In den Medien ist angesichts erschreckender Fotos am Rande von Geschmacklosigkeit, Voyeurismus und menschlicher Tabuzonen ein erbitterter Streit ausgebrochen: Darf man die Realität ungeschönt zeigen, oder hat ein Medium die Aufgabe, seine Leser vor allzu grausamen Abbildungen der Wirklichkeit zu schützen? Wir halten es mit einem Satz der großen Landestochter Ingeborg Bachmann: „Die Wahrheit ist dem Menschen zumutbar.“ Sie sagte ihn schon 1959 bei einer Preisüberreichung in Deutschland, und er scheint ihr wichtig gewesen zu sein, ziert er doch auch ihr Grab in ihrer Heimatstadt.
In ihrem Sinne haben wir uns nach heftigen redaktionsinternen Diskussionen dazu entschlossen, dieses abstoßende Foto zu veröffentlichen. Es zeigt ein äußerst seltenes doppeltes Mahnmal: Der Nordkoreas würdige politische Größenwahn hat in Tateinheit mit beamteter Willfährigkeit den Steuerzahler bisher etwa 100 Millionen Euro gekostet – und ein Ende der Misere ist noch gar nicht absehbar.

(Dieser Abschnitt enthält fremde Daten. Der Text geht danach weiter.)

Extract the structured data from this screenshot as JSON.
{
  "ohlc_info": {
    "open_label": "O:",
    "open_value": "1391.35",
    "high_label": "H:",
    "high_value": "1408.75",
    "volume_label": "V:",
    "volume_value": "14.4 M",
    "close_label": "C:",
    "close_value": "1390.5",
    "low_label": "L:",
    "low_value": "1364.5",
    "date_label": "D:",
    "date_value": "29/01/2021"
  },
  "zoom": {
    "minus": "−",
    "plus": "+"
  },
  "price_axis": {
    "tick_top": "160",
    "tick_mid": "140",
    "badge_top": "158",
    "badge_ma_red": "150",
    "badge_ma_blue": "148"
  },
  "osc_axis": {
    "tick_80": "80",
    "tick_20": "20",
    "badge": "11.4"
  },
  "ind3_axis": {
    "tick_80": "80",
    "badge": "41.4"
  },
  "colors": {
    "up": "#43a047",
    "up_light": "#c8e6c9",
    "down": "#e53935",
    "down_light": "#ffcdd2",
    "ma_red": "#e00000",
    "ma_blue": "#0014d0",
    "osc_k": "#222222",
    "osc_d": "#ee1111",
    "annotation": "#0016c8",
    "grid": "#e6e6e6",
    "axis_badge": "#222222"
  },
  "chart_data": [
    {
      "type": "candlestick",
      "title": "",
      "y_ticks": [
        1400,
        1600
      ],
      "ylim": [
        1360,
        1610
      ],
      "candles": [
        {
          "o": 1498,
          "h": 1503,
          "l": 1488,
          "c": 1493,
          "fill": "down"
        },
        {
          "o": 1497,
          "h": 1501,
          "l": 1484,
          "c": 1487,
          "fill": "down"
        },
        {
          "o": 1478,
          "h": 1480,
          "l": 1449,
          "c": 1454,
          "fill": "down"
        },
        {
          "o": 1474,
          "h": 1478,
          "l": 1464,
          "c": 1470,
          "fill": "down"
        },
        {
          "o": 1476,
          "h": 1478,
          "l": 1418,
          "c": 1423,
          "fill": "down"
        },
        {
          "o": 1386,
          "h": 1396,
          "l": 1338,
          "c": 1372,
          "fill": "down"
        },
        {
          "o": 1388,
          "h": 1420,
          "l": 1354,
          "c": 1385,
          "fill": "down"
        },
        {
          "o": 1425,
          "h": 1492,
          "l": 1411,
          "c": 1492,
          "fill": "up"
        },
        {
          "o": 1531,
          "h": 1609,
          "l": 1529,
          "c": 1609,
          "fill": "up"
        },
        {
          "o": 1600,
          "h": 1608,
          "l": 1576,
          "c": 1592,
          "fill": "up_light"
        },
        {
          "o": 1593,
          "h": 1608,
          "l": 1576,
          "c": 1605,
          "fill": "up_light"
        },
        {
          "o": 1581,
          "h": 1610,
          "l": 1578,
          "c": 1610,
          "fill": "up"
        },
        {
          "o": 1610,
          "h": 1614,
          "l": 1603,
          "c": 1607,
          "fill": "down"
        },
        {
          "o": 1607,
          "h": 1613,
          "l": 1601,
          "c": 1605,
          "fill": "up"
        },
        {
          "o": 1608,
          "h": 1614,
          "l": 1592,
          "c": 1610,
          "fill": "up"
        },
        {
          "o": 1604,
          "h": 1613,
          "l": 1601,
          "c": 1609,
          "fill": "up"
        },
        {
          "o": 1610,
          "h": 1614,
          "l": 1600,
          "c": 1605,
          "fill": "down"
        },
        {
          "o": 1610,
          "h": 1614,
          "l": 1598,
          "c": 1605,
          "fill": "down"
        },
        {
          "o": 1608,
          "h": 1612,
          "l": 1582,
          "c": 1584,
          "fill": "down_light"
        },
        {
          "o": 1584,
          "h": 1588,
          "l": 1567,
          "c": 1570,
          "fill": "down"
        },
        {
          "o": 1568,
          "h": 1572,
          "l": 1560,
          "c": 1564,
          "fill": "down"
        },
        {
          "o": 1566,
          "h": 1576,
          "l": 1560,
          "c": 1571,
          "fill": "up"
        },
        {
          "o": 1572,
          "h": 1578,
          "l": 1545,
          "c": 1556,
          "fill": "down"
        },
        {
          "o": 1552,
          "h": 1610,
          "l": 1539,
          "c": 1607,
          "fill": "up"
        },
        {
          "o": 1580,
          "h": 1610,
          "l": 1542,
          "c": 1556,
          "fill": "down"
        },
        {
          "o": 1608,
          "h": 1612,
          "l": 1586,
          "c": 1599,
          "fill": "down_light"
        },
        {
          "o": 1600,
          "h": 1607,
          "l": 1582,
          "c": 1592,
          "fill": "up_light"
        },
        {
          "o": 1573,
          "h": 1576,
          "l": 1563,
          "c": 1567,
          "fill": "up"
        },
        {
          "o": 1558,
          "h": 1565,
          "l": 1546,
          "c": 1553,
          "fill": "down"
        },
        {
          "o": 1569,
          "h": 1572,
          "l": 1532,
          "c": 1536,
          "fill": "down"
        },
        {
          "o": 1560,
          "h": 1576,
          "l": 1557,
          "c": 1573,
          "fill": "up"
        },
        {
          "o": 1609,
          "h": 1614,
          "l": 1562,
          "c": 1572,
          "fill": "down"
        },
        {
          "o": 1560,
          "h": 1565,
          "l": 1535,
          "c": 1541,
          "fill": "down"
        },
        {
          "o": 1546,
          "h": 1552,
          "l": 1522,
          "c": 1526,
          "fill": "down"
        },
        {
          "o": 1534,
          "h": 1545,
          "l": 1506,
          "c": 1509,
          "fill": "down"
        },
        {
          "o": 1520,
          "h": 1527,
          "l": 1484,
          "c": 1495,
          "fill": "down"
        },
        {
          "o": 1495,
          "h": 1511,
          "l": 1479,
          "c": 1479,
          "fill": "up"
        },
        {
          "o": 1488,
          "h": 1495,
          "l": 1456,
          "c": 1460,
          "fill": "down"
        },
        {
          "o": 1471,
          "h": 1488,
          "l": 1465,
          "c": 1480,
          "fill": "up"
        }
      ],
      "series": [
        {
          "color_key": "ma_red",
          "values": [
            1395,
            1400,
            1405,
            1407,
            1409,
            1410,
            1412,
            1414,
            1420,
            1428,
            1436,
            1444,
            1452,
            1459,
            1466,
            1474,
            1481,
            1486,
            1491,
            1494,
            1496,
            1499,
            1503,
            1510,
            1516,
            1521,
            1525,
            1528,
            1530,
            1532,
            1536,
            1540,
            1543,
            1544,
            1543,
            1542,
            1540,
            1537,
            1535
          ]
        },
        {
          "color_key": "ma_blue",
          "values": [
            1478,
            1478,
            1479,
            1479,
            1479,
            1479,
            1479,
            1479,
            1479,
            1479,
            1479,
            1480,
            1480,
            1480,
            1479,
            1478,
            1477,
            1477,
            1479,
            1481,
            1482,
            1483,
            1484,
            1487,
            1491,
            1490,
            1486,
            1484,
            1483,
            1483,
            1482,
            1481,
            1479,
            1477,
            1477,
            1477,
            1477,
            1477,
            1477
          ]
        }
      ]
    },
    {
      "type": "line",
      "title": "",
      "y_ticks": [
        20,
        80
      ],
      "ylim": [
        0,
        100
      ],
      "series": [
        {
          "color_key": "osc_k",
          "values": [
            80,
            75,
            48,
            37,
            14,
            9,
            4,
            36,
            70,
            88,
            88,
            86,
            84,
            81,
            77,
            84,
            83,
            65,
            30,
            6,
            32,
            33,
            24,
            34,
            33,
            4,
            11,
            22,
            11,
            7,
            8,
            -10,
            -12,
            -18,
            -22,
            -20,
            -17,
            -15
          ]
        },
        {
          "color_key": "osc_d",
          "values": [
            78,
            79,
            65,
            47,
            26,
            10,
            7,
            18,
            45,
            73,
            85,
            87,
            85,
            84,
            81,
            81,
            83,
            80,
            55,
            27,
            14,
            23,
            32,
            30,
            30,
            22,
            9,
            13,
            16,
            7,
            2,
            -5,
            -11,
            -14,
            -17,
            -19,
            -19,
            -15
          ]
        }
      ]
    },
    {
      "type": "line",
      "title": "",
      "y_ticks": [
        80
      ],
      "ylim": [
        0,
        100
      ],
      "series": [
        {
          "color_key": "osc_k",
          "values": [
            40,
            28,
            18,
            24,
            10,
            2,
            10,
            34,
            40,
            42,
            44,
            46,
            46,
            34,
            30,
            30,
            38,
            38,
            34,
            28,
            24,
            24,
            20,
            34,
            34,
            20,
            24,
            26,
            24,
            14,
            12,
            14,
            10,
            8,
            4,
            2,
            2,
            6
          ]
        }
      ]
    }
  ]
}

Bei genauerer Analyse des epochal gescheiterten Großprojekts bestätigt sich die tiefe Wahrheit eines anderen Zitats, dessen Urheber allerdings nicht mehr feststellbar ist: Provinz ist keine Gegend, sondern eine Geisteshaltung. Weder die Umgebung des Stadions in Sichtweite des mondänen Wörthersees noch das elegante Bauwerk selbst verströmen provinziellen Mief. Der Umgang mit einem Vorhaben dieser Größenordnung durch die handelnden Personen in Politik und Verwaltung weist hingegen deutliche Anzeichen von tiefstem Provinzialismus auf: Politiker, die für drei Europameisterschaftsspiele ein Stadion mit 30.000 Sitzplätzen aus dem Boden stampfen wollten, und Beamte, die devot und fachlich schlampig jeden noch so geisteskranken Politikerwunsch in die juristische Tat umsetzten – koste es, was es wolle. Und es kostet, samt Sportpark etwa eine Million pro Jahr, nur die Erhaltung.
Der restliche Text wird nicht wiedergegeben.